You can provide a maxRetries
on the client builder to configure this:
val client = LlamaStackClientOkHttpClient.builder()
.fromEnv()
.maxRetries(4)
.build()
Requests time out after 1 minute by default. You can configure this on the client builder:
val client = LlamaStackClientOkHttpClient.builder()
.fromEnv()
.timeout(Duration.ofSeconds(30))
.build()
Requests can be routed through a proxy. You can configure this on the client builder:
val client = LlamaStackClientOkHttpClient.builder()
.fromEnv()
.proxy(new Proxy(
Type.HTTP,
new InetSocketAddress("proxy.com", 8080)
))
.build()
Requests are made to the production environment by default. You can connect to other environments, like sandbox
, via the client builder:
val client = LlamaStackClientOkHttpClient.builder()
.fromEnv()
.sandbox()
.build()
This library throws exceptions in a single hierarchy for easy handling:
-
LlamaStackClientException
- Base exception for all exceptions-
LlamaStackClientServiceException
- HTTP errors with a well-formed response body we were able to parse. The exception message and the.debuggingRequestId()

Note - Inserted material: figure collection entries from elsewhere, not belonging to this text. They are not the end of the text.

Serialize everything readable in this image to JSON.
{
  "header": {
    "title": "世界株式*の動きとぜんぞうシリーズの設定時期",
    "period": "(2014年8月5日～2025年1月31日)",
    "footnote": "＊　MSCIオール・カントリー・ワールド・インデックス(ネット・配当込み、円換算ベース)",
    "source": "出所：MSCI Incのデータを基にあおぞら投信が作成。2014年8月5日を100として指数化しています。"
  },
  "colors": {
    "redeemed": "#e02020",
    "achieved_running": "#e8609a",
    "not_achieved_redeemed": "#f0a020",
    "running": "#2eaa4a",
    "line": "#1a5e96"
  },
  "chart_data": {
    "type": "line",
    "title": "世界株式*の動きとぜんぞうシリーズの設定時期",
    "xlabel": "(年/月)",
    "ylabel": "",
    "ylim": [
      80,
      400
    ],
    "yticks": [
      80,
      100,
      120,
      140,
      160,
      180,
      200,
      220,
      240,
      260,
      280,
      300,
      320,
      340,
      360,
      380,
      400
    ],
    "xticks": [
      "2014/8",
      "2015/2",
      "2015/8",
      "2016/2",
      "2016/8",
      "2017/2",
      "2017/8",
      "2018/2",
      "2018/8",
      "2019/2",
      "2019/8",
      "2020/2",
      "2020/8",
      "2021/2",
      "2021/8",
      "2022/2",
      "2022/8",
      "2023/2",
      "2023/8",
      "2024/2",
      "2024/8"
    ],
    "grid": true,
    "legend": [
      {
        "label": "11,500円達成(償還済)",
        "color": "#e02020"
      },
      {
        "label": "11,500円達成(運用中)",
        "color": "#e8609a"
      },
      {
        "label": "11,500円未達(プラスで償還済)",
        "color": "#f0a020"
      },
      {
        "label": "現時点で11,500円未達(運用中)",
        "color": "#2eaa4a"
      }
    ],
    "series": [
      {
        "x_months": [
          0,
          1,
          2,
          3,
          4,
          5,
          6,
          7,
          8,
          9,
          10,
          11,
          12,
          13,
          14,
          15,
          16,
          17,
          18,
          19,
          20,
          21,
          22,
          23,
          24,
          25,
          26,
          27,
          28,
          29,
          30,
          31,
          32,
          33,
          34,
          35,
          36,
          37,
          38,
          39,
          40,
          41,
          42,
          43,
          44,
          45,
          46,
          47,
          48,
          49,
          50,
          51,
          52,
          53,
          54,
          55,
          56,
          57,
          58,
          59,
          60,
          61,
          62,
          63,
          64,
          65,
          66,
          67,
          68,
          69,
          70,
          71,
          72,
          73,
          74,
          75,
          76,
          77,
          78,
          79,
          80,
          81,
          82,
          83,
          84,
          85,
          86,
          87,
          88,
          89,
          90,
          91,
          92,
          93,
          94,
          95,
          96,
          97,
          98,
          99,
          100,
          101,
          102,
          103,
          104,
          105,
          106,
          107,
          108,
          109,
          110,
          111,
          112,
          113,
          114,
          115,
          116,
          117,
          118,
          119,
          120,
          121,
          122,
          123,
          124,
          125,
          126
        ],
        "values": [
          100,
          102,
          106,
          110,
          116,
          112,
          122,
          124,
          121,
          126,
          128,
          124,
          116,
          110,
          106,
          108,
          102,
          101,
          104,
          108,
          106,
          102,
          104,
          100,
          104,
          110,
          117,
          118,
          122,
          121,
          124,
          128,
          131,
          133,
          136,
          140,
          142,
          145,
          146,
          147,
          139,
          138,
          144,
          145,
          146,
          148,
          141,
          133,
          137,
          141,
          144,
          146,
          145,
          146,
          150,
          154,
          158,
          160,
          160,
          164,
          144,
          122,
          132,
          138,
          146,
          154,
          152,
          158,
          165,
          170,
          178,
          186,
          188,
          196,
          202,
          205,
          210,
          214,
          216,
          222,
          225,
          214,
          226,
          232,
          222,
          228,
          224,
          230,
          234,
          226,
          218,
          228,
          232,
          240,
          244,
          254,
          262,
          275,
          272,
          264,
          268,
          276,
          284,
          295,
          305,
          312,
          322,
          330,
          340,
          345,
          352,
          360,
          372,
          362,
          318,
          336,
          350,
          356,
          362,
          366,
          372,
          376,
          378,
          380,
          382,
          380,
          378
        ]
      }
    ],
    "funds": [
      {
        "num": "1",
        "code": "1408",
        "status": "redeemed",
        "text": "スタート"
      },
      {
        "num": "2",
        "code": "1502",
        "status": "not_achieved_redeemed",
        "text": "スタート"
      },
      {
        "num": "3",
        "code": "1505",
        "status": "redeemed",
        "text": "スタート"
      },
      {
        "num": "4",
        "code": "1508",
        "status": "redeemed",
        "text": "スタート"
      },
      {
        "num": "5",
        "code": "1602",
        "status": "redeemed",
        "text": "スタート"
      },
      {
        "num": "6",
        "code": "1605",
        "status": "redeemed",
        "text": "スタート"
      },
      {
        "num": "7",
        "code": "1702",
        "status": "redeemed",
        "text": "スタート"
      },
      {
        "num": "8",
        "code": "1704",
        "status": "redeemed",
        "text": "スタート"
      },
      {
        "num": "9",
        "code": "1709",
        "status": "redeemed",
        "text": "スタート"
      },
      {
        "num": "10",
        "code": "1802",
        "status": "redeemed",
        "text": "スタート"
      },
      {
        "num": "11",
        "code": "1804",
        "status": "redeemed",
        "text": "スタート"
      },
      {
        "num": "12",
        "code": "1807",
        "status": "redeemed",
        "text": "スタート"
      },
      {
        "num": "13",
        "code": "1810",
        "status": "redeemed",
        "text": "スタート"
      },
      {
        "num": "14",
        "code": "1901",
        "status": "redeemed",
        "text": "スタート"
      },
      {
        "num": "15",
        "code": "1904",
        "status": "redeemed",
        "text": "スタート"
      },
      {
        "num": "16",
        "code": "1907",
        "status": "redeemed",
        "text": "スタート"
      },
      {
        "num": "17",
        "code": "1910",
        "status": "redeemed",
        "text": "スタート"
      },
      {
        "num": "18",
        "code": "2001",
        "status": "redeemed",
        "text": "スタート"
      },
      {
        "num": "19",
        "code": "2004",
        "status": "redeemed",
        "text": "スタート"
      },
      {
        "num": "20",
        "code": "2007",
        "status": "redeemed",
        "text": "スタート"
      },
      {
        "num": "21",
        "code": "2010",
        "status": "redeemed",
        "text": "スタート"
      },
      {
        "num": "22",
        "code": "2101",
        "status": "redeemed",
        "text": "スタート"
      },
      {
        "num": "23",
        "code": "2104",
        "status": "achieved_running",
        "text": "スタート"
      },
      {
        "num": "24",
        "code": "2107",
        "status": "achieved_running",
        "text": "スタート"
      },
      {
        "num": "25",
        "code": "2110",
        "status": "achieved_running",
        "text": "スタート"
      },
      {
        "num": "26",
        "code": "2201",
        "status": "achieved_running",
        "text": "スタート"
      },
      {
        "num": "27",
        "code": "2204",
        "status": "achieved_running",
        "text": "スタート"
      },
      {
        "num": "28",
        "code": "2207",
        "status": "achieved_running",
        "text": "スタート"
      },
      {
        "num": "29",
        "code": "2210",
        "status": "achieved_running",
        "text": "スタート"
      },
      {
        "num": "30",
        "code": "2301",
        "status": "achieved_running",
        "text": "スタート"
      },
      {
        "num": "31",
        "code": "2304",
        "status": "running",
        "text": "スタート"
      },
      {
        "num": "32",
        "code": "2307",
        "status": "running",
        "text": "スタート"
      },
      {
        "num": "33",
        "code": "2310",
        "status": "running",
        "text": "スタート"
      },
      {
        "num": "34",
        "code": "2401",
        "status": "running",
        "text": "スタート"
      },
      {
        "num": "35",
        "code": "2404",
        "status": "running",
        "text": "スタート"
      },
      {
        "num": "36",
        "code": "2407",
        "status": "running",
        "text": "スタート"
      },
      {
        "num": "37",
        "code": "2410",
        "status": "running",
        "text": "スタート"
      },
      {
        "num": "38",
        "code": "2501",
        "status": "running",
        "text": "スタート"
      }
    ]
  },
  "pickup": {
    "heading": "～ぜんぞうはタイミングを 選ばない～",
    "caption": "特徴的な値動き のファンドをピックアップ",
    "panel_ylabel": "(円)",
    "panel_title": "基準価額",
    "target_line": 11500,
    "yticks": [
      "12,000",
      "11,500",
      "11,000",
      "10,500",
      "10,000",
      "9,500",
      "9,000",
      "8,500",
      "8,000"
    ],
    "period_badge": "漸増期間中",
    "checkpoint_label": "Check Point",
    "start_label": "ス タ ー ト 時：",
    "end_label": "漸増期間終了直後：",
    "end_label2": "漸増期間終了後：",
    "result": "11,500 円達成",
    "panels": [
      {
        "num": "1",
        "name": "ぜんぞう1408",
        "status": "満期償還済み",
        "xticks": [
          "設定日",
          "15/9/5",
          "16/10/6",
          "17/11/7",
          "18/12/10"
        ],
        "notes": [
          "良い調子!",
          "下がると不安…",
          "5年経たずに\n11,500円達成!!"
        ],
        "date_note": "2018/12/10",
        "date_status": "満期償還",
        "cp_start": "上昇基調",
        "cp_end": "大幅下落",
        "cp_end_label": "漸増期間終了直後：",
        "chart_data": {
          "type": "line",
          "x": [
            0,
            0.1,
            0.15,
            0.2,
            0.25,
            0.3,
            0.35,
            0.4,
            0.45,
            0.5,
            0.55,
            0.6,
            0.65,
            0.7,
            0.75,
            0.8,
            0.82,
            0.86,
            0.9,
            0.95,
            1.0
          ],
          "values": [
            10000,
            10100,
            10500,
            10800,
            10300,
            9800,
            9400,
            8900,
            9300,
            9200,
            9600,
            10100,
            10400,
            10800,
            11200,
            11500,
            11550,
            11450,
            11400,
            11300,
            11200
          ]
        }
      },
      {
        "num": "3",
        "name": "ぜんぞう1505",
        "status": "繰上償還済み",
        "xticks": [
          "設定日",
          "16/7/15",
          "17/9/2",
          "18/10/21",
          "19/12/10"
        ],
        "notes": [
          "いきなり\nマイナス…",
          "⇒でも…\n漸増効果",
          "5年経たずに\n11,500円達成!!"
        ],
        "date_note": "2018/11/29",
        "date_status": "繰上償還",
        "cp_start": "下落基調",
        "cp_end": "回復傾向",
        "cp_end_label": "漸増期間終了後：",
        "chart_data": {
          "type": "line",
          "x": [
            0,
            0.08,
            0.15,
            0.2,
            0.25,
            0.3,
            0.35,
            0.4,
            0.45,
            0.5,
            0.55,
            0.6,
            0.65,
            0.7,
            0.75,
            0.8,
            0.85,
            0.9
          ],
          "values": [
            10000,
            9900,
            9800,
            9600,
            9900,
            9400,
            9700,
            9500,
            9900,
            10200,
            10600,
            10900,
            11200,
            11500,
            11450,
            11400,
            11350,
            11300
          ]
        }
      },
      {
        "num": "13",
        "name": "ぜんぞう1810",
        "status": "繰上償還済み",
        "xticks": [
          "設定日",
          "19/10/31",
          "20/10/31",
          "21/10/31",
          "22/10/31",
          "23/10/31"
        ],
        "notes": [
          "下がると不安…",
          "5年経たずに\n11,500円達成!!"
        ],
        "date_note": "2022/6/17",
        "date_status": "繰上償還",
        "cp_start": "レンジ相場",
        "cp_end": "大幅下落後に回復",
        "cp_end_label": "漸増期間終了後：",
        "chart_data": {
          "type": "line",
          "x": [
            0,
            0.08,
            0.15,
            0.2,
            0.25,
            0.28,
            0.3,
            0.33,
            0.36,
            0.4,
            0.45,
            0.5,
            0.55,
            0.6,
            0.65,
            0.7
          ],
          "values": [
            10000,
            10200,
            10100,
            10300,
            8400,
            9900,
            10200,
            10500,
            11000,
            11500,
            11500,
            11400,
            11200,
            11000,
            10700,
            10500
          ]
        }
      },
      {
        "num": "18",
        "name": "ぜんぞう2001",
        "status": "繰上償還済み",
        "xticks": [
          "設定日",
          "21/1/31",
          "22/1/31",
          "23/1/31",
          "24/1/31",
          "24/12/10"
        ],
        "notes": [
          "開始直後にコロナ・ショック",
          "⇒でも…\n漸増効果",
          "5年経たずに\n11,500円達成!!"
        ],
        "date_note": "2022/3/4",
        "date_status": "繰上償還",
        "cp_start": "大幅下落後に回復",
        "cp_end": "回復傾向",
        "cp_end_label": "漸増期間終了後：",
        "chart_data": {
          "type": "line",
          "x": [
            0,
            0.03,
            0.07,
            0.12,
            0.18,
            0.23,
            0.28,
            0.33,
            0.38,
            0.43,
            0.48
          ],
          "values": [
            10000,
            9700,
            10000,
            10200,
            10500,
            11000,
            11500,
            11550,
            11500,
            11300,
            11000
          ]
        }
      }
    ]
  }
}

will be set by the server.400 BadRequestException 401 AuthenticationException 403 PermissionDeniedException 404 NotFoundException 422 UnprocessableEntityException 429 RateLimitException 5xx InternalServerException others UnexpectedStatusCodeException -
LlamaStackClientIoException
- I/O networking errors -
LlamaStackClientInvalidDataException
- any other exceptions on the client side, e.g.:- We failed to serialize the request body
- We failed to parse the response body (has access to response code and body)
-
If you encountered any bugs or issues following this guide please file a bug/issue on our Github issue tracker.
We're aware of the following issues and are working to resolve them:
- Streaming response is a work-in-progress for local and remote inference
- Due to #1, agents are not supported at the time. LS agents only work in streaming mode
- Changing to another model is a work in progress for local and remote platforms
We'd like to extend our thanks to the ExecuTorch team for providing their support as we integrated ExecuTorch as one of the local inference distributors for Llama Stack. Checkout ExecuTorch Github repo for more information.
The API interface is generated using the OpenAPI standard with Stainless.